JPM : Je pense que ce type de recherche demande, comme l’ont dit plusieurs auteurs, une solide base commune entre chercheur et gestionnaire : elle concerne à la fois des valeurs communes, une forme d’ouverture, mais aussi des connaissances croisées pour pouvoir se comprendre. Certains auteurs considèrent que la recherche participative ne produit pas des résultats académiques classiques, ce qui en ferait un domaine à part. Je crois, bien au contraire, que c’est un outil remarquable qui donne des résultats académiques très intéressants qu’il faut pouvoir publier. Mais l’implication du chercheur dans l’accompagnement peut en faire un acteur du territoire. La réflexivité liée à la mise en oeuvre d’une méthodologie classique me semble alors insuffisante pour assurer une complète objectivité. Aussi ai-je fait appel à un autre sociologue pour jouer le rôle de « tiers extérieur critique ». Nous avons construit un dispositif de réflexivité de second niveau visant à revisiter l’ensemble de l’opération et les résultats obtenus confirment tout à fait la nécessité d’avoir recours à une seconde analyse a posteriori.

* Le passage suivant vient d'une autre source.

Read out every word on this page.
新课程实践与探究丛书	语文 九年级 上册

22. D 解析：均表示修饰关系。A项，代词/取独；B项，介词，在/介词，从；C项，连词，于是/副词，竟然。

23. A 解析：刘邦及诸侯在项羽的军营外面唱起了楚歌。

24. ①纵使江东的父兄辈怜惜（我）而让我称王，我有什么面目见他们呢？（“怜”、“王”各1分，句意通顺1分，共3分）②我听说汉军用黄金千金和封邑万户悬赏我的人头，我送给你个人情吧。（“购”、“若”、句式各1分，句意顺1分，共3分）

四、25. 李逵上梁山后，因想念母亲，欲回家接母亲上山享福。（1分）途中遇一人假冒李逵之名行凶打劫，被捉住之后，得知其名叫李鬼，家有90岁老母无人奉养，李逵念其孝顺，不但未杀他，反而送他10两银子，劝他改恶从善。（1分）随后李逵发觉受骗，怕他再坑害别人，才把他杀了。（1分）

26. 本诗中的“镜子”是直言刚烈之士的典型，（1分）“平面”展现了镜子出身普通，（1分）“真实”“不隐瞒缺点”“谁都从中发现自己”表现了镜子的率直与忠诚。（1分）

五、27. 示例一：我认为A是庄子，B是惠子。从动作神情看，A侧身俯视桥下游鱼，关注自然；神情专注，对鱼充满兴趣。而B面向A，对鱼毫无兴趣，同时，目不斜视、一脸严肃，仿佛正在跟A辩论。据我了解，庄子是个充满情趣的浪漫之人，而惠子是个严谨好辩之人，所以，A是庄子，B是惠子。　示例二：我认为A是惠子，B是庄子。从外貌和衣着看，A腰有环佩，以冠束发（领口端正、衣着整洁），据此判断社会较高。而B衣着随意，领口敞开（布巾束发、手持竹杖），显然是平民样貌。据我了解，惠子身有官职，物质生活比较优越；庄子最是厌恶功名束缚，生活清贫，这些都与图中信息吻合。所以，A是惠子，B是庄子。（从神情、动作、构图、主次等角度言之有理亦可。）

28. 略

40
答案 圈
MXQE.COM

Quels conseils donner aux gestionnaires qui parcourront ces lignes ?

FB : Les arènes de concertation, comme la Conférence des Hautes Vosges, aident à développer une démocratie locale. Elles favorisent également la recherche coopérative entre spécialistes et profanes et contribuent à orienter les politiques publiques et les marchés, voire à les modifier ou à en créer de nouveaux. Le conflit est souvent mal vécu car souvent les gestionnaires ne sont pas armés lorsqu’il se présente. Pourtant c’est un moteur puissant qu’il faut exploiter pour construire de l’action publique. Je pense que pour s’engager dans ce type de démarche il faut réunir trois conditions :
• recourir à un chercheur de confiance qui partage les mêmes valeurs que vous (élu et technicien) ;
• s’appuyer sur un collaborateur expérimenté et légitime du point de vue des acteurs. Le former à la gestion de conflit si nécessaire ;
• être patient, déterminé autant qu’adaptable, et faire preuve d’empathie.

Que dire aux chercheurs qui souhaiteraient pratiquer ce type d’accompagnement, ou à leurs organismes de recherche ?

JPM : Les obstacles à franchir pour pratiquer ce type de recherche sont d’abord formels : on peut les représenter par la difficulté bien connue de faire correspondre le langage de l’université et celui des espaces protégés dans une même convention ! Elle nécessite aussi une prise de risques pour le chercheur, évalué à la fois dans ses compétences académiques et opérationnelles. Mais au-delà de cela, ce qui compte vraiment c’est la capacité à déterminer si la confiance sera au rendez-vous car c’est un ingrédient fondamental de ce type d’opération : l’accompagnement par la recherche et son « langage de vérité » implique souvent des remises en question pour les deux partenaires qu’il faut savoir dépasser, mais qui permettent de beaucoup progresser.